Whatever the form in which the separation from self manifests, it is as if we regard the agitating aspect of ourselves as the enemy, rather than a potential ally in the process of learning to live a rich, fully present life. In treating an aspect of ourselves as the enemy, we leave that aspect disenfranchised, separated from the rest of us. And, ironically, in rejecting a part of ourselves because we don’t like how it looks, how it behaves, or what it is, we virtually ensure that it will continue and probably increase the very things for which we have rejected it.

It’s a bit like a two-year old who, upon feeling separate from his mother, acts out in greater and louder ways in an attempt to get her attention and be reassured that he is loved and safe. When we let a part of us know that it’s not wanted, it will tend to do whatever it has to do to get our attention. Weight that has always been stubborn gets even more so, addictive urges become compulsions, a lack of confidence becomes feelings of powerlessness, anger begins to color everything in our experience, blinding us to joy.

So, how do we heal? Living with some aspect of us absent is like driving on only a couple of cylinders – you won’t get far and it will be a rough ride. So inviting those parts we’ve left out is imperative in order to be really present in our lives.

The Core Transformation process, developed by Connirae Andreas, is a gentle and respectful vehicle for that invitation (see the book Core Transformation by Connirae Andreas and Tamara Andreas). Based on the presupposition that behind everything in our lives is a positive intention, this moving process engages the separated (and generally misunderstood) aspect of the individual in dialogue, resulting in acknowledgement, understanding, and change. It quickly becomes clear that at the root of the behavior, feelings, or thoughts the individual wants to change has always been an intention that is positive, even loving and noble.

The weight that has refused to drop off, the addictions, the anger or fear, the painful shyness, these haven’t been products of self-sabotage or self-betrayal, but rather attempts by a part of us to get us from where we are to where we need to be. And often, attempts made by a part that’s operating with limited resources, but doing the best it knows how. When we can respond to that part on the basis of its intention rather than its troubling behavior, it becomes much easier and even joyful to invite that part back into ourselves.

Core Transformation allows that part of the individual, maybe for the first time, to be really understood and welcomed. And, with remarkable and often life-changing results, the aspect that has been railed against, sworn at, and generally disrespected for so long learns how to step into and operate from the state it’s really been seeking, its true emotional destination.

… I sat watching and listening to my client, her posture now relaxed, her voice no longer constricted, her whole demeanor peaceful. She had had a remarkable experience, one that changed things in powerful ways.
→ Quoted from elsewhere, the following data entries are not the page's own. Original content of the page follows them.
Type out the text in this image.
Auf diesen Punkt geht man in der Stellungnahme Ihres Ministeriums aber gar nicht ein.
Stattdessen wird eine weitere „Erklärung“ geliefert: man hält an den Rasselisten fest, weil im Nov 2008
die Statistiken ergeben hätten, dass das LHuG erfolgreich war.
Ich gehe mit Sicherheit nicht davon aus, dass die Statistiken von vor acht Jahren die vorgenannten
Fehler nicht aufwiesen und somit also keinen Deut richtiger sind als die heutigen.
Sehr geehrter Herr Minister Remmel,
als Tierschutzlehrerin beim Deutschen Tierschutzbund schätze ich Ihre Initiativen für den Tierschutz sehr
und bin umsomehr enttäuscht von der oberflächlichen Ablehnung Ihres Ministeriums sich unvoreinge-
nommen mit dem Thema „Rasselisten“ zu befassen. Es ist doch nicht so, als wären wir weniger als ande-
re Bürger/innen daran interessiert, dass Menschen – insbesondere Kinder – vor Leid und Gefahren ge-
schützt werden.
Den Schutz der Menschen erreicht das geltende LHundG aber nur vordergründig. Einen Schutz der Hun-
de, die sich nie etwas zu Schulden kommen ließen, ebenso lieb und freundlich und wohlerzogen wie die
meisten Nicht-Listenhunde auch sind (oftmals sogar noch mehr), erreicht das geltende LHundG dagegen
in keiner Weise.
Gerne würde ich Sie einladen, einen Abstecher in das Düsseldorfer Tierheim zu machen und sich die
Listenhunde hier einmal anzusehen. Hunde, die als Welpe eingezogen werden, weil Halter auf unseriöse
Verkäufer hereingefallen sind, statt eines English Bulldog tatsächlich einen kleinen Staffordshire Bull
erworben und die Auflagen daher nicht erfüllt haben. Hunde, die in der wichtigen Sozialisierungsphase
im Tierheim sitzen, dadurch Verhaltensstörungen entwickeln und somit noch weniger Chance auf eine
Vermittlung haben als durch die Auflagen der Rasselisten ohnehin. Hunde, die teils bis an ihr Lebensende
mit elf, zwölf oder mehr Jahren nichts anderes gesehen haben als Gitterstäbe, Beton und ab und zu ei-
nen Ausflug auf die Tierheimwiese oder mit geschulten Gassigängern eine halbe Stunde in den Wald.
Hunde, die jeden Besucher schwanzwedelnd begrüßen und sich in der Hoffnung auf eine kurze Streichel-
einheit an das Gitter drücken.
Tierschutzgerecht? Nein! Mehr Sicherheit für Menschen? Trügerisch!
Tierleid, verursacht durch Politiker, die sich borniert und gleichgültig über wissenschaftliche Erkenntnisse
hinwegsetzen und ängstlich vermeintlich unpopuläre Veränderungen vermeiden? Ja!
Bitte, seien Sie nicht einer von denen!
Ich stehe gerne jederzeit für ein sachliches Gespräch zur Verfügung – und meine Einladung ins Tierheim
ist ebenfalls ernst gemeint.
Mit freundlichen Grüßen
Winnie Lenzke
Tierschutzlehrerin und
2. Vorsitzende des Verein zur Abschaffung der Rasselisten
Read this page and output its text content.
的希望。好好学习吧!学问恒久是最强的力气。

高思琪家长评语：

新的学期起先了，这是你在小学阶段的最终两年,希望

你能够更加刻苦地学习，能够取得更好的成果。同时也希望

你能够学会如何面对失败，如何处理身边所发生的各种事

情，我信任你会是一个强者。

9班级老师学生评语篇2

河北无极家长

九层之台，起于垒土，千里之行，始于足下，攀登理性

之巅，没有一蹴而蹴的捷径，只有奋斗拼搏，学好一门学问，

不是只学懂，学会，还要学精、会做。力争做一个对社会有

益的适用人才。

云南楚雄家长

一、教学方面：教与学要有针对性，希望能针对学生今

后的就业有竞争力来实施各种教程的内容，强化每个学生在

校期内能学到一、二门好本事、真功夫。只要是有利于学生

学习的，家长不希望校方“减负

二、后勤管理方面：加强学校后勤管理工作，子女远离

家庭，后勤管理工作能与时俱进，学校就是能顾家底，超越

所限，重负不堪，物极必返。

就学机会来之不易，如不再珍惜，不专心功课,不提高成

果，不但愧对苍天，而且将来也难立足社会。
Through the Core Transformation process she had learned that the part of her that had been generating the painful feelings of worthlessness and fear had been looking for protection, and through protection it wanted to feel safe. Through safety, this important part of her wanted to relax, so that it could be aware of beauty and enjoy life. It wanted to enjoy life in order to find peace, so that it could experience oneness with God. Now, “oneness with God” seems to be a long way from the initial worthlessness and fear, but in exploring the progression, it made sense. Protection – safety – relaxation – be aware of beauty and enjoy life – peace – oneness with God.

This part of her had been engaged in an intricate system of things designed to get her to oneness with God. The difficulty was that it wasn’t working; she was stuck in the worthlessness and fear phase. As a result of the Core Transformation process, she was able to move directly into the state that had been so elusive without any need for the interim steps.

By providing expression and acknowledgment for all parts of the self, Core Transformation offers the opportunity to move toward wholeness, self-acceptance, and joy.